بِسْمِ اللَّهِ الرَّحْمٰنِ الرَّحِيمِ
Rahmân ve Rahîm olan Allah’ın adıyla
58- Safların Sonunda Tek Başına Namaz Kılınır Mı?
230- Hilâl b. Yisâf (radıyallahü anh)’den rivâyete göre, şöyle demiştir: Rakkâ bölgesinde iken Ziyâd b. ebî’l Ca’d elimden tuttu. Esed oğullarından Vâbisa b. Ma’bed denilen bir ihtiyarın yanına götürdü ve bu ihtiyar bana şu hadisi aktarmıştı dedi: “Bir adam saffın arkasında tek başına namaz kılmıştı. O ihtiyar dinliyordu. Rasûlüllah (sallallahü aleyhi ve sellem) ona namazını iade etmesini emretti.” (Ebû Dâvûd, Salat: 99; İbn Mâce, İkame: 54)
Tirmizî: Bu konuda Ali b. Şeyban ve İbn Abbâs’dan da hadis rivâyet edilmiştir.
Vâbisa’nın hadisi hasendir. Bazı ilim adamları safların arkasında tek olarak namaz kılmayı hoş karşılamamışlar ve “Saffın arkasında tek olarak namaz kılan namazını iade eder” demektedirler. Ahmed ve İshâk bu şekilde düşünmektedirler. Kimi ilim adamları ise: “Saffın arkasında tek başına kılan kimse namazı iade etmez” demektedirler. Sûfyân es Sevrî, İbn’ül Mübarek ve Şâfii bu görüştedir.
Küfelilerden bir gurup Vâbisa’nın bu hadisine dayanarak: “Saffın arkasında tek başına namaz kılan namazını iade eder” demektedirler. Hammad b. ebî Süleyman, İbnü ebî Leylâ ve Vekî’ bunlardandır.
Husayn’ın, Hilâl b. Yisâf’tan rivâyet ettiği bu hadisi pek çok kimse Ebûl Ahvas’ın, Ziyâd b. ebil Ca’d’den, Vâbisa b. Ma’bed’den rivâyeti gibi rivâyet etmiştir.
Husayn’ın hadisinde Hilâl’in, Vâbisa’ya yetişip ondan hadis dinlediğine işaret vardır.
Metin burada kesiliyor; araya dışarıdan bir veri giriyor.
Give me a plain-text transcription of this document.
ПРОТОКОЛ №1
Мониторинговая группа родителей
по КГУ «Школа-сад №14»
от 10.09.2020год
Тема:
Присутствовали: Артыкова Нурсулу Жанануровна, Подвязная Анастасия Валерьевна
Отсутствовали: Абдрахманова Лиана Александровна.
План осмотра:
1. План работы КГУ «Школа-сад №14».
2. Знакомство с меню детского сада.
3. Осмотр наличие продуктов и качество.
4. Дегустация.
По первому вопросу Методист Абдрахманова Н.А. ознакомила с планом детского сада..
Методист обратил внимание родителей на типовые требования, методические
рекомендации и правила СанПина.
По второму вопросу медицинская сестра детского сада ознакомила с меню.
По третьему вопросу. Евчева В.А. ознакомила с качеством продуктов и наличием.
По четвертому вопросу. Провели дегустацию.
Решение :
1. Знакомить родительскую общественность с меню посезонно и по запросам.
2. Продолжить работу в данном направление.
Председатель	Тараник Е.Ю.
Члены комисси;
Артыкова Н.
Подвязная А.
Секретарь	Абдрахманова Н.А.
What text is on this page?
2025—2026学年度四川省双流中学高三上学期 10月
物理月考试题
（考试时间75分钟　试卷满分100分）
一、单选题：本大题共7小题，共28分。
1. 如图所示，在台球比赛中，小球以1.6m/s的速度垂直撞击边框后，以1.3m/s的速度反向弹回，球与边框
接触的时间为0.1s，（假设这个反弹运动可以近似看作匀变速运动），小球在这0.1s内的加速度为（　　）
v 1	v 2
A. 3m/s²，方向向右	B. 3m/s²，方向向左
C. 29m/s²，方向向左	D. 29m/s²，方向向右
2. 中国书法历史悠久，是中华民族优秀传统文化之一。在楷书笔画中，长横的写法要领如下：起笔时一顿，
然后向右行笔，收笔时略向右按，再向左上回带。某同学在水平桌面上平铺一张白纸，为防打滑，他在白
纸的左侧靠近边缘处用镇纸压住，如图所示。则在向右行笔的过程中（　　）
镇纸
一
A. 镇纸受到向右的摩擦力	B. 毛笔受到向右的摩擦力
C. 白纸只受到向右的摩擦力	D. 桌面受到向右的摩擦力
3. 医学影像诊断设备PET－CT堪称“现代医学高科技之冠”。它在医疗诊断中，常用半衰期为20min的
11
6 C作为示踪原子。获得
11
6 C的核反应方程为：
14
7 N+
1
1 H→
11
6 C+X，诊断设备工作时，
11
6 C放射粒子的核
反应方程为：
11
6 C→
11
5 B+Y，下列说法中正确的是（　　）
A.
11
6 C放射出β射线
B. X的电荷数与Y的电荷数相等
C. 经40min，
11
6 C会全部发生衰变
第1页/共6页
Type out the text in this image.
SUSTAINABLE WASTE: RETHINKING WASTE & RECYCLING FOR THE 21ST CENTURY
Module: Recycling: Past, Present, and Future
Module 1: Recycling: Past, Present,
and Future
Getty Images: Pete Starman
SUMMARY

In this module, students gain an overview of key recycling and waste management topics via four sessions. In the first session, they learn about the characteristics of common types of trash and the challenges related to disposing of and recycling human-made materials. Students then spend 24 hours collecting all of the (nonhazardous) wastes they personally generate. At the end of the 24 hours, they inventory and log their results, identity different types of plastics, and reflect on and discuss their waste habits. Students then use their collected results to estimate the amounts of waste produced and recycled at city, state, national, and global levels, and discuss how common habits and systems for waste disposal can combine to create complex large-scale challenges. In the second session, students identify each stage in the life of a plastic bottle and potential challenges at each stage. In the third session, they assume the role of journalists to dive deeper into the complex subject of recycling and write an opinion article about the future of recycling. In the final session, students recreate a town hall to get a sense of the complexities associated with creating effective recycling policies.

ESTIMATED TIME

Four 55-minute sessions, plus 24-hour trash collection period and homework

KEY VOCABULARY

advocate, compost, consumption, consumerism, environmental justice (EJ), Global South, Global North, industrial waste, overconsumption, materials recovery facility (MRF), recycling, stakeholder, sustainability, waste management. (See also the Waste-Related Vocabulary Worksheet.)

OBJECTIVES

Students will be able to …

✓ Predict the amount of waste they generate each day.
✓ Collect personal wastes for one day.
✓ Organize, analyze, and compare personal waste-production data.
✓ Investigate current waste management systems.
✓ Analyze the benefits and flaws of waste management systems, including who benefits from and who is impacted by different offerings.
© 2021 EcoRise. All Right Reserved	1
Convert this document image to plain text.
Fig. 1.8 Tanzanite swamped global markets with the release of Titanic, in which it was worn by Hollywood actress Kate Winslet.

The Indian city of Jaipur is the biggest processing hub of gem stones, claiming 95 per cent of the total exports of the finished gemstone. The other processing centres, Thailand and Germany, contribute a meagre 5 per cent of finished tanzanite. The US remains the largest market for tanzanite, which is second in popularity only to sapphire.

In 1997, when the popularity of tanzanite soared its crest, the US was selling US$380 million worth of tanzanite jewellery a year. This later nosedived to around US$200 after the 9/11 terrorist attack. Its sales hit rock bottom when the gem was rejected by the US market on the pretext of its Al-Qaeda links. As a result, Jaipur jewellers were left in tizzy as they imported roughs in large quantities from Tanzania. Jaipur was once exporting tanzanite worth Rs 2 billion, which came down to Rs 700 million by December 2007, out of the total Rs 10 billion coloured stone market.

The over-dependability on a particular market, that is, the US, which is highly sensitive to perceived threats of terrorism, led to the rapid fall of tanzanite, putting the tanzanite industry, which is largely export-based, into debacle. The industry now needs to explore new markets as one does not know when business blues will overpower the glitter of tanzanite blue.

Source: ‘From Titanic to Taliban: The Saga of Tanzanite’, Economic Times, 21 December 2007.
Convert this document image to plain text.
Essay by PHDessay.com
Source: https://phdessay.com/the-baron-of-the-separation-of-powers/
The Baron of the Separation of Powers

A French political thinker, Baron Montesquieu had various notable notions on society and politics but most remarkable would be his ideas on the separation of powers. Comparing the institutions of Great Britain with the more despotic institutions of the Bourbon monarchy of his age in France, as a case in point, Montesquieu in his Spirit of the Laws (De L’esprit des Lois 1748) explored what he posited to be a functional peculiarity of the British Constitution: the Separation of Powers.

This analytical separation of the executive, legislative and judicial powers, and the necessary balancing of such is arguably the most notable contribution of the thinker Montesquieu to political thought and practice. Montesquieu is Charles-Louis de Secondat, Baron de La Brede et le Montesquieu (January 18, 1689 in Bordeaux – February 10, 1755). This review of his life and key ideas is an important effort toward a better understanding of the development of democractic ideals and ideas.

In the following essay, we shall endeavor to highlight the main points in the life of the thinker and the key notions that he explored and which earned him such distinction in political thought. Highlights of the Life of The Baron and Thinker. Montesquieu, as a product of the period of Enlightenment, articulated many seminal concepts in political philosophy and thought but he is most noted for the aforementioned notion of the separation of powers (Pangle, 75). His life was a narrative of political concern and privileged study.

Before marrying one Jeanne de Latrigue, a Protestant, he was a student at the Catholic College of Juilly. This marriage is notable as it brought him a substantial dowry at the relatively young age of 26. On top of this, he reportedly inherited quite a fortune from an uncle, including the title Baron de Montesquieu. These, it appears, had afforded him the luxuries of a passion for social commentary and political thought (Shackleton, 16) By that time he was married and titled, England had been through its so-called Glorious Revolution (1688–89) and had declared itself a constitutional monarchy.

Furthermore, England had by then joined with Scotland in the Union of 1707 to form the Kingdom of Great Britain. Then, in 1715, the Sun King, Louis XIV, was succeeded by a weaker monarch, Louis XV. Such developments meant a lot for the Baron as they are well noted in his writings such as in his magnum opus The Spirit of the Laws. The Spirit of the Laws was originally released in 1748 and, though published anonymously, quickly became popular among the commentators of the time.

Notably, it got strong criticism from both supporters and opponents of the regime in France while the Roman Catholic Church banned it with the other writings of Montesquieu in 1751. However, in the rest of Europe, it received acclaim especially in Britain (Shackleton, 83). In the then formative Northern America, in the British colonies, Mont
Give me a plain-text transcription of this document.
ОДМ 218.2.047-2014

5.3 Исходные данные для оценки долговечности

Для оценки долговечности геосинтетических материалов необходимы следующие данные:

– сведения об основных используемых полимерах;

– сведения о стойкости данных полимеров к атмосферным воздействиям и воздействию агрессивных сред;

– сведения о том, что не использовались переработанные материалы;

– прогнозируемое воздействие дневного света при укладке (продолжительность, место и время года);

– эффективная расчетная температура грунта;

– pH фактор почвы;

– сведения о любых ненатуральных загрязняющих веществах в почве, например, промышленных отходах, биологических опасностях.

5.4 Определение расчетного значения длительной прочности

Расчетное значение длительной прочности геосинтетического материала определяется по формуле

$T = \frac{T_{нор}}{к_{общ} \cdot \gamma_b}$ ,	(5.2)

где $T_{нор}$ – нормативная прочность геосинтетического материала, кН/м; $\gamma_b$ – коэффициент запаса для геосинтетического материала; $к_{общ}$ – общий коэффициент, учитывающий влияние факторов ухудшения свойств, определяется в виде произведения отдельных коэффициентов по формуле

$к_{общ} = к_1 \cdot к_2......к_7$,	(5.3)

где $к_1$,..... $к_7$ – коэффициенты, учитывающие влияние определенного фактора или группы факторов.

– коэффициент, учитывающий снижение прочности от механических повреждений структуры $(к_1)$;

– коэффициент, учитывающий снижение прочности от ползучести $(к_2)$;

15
Hadisçiler bu konuda değişik görüşler ortaya koymuşlardır.
Bir kısmı: Amr b. Mürre’nin, Hilâl b. Yisâf’tan, Amr b. Râşid’den, Vâbisa b. Ma’bed’den rivâyeti daha sahihtir, demektedirler.
Bir kısmı ise: Husayn’ın Hilâl b. Yisâf’tan, Ziyâd b. ebil Ca’d’den, Vâbisa b. Ma’bed’den rivâyeti daha sahihtir.
Tirmizî: Bence bu hadis Amr b. Mürre’nin hadisinden daha sahihtir. Çünkü Hilâl b. Yisâf’ın, Ziyâd b. ebî’l Ca’d’den, Vâbisa’dan rivâyetinden başka yollarla da rivâyet edilmiştir.
231- Vâbisa b. Ma’bed (radıyallahü anh)’den rivâyet edilmiştir: “Bir kimse saflarının arkasında kendi başına namaz kılmıştı da Rasûlüllah (sallallahü aleyhi ve sellem) ona namazını iade etmesini emretti.” (Ebû Dâvûd, Salat: 99; İbn Mâce, İkame: 54)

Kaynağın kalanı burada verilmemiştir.